ICT Policy #5: More mobile representatives in government service PDF Print E-mail

Mortgage brokers changed the banking industry and its accompanying service ecosystem. Mobile mortgage brokers took that to an even greater level. The public sector has for many years offered service capability extensions for transactional type activities through outlets including Australia Post for everything from rates to passport processing, and car dealers for vehicle registration. Wider attempts to institutionalise complex multi-authorisation processes have been either project based, transitional (such as the ATOs original GST help teams), or unsuccessful.

It is not that the model doesn't exist. Cite badge-carrying ATO or Customs agents or clip-board wielding inspection agents, or the entire Police force. But rather than the negative association of an IRS agent showing up at your door, the Canadian government found that their shared service initiative proved that a positive government service experience can actually increase votes. Yet a positive experience engendered via the partnership of personalisation and automation remains a policy white elephant.

The argument for mobile service representatives is that they recognise the way in which businesses wish to conduct business. To separate these interactions from a transaction, while complex activities may start on the internet, they cannot be completed there. The internet is the start of the inquiry or referral process that begins the "Please come and see me about a business license" process which hypothetically ends through increased employment, revenue (taxes), and economic contribution. For individuals we need look no further than our aging population. Grey nomads aside, the aged are loyal and don't like to travel very far as the community banking sector has discovered. Mobile reps would represent the face of government when so often it has none.
 
Aside from votes (the political equivalent of increasing revenue), and constituent satisfaction (customer satisfaction), the other reason that mobilising and personalising government is process optimisation (the bureaucratic equivalent of operational savings). The business of government essentially boils down to two types of services: transactional, or what people financially give or receive, and informational, or what people want to or need to know. It is the interface of these two types of services that can be utilized to highlight the current inefficiencies within any jurisdiction. For businesses, mobilising government services would highlight which beaurucratic processes were really important.

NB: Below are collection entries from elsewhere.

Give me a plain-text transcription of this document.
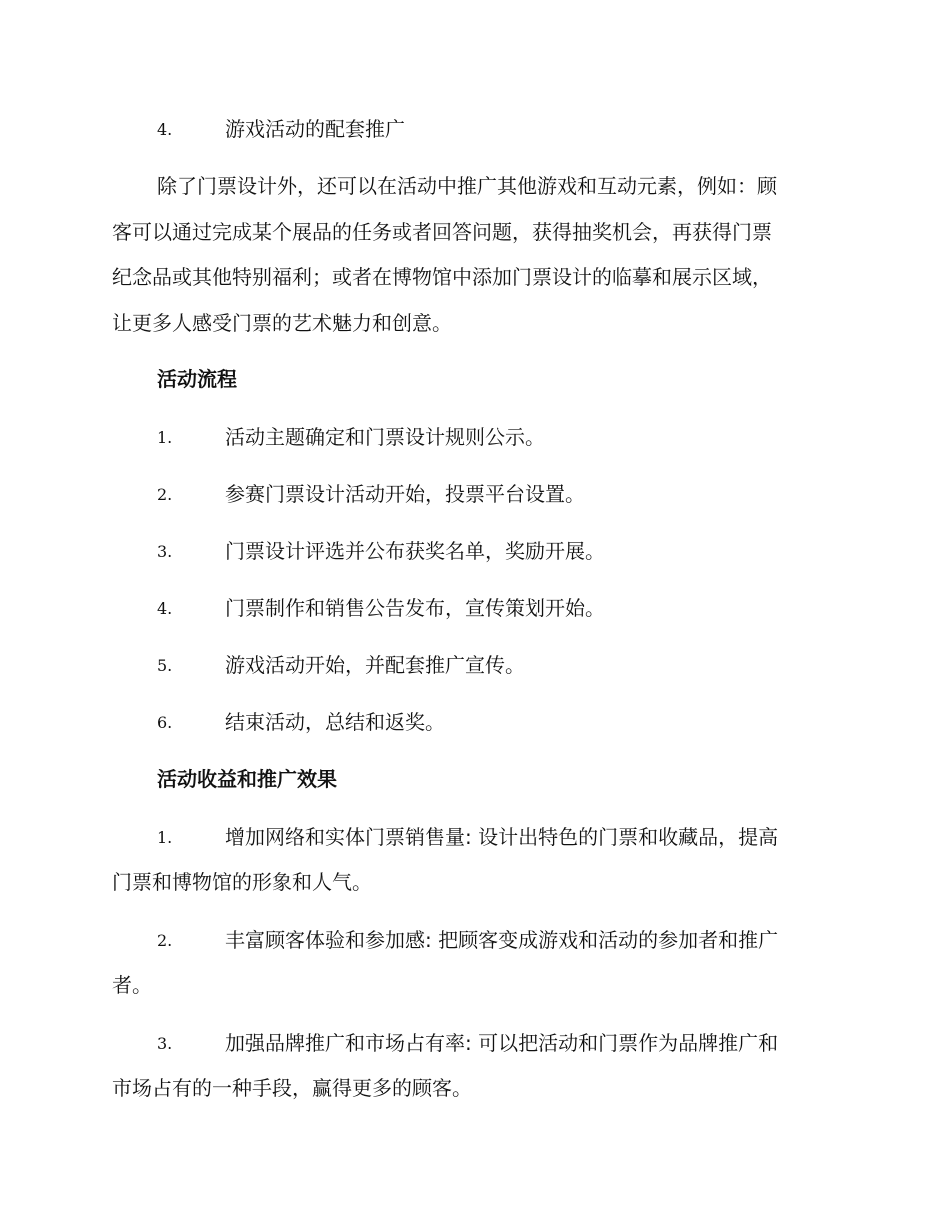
4.	游戏活动的配套推广
除了门票设计外，还可以在活动中推广其他游戏和互动元素，例如：顾
客可以通过完成某个展品的任务或者回答问题，获得抽奖机会，再获得门票
纪念品或其他特别福利；或者在博物馆中添加门票设计的临摹和展示区域，
让更多人感受门票的艺术魅力和创意。
活动流程
1.	活动主题确定和门票设计规则公示。
2.	参赛门票设计活动开始，投票平台设置。
3.	门票设计评选并公布获奖名单，奖励开展。
4.	门票制作和销售公告发布，宣传策划开始。
5.	游戏活动开始，并配套推广宣传。
6.	结束活动，总结和返奖。
活动收益和推广效果
1.	增加网络和实体门票销售量: 设计出特色的门票和收藏品，提高
门票和博物馆的形象和人气。
2.	丰富顾客体验和参加感: 把顾客变成游戏和活动的参加者和推广
者。
3.	加强品牌推广和市场占有率: 可以把活动和门票作为品牌推广和
市场占有的一种手段，赢得更多的顾客。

For example, how important is it really that we remain GITC (or similar such as WA's SPIRIT) registered with the Queensland Government, and expend effort in renewing the process each year when the industry is aware that the data is simply put on file and isn't even captured electronically. The question of why certain information is collected is the most enduring in government. The consequence of unnecessary data collection is a slippery slope towards a big brother complex which is both unhelpful and unproductive. From a commercial perspective example, if APRA didn't ask for the banks to supply certain information on loan requests then you would never see it on a bank loan application. Sitting face-to-face with businesses and individuals in their environment would allow the government to understand and capture these lifecycles of data and dispense with immense waste.

Beyond process, mobilised government services would support decentralisation, and regionalisation. They would also increase a more efficient rural coverage through the traveling "salesman" empowered with target based outcomes for calls, requests, and authorisation processing milestones. It would hasten the requirement for constituent allowed access to cross-agency system integration and provide a platform for workflow process improvements through e-form implementations.

While the absence of well defined services through ITIL-like service catalogues on the business side of government remains prevalent, the largest challenges and impediments to such policy is the new business models themselves. They work counter-culture to the clustering and hierarchy of public sector organisational management. The separation of agency specific policy implementation and measurement from constituent-based cross-agency lifecycle policy is the analogous Mt Everest of public policy.

Yet I for one would be happy if an agent showed up at my workplace, just like my banker or broker, and was empowered to process all of my government services on their laptop simply by accessing my personal information (with my authority) using my smartcard to administer the necessary distributed applications of each of the agencies responsible for processing either my requests or legislative obligations.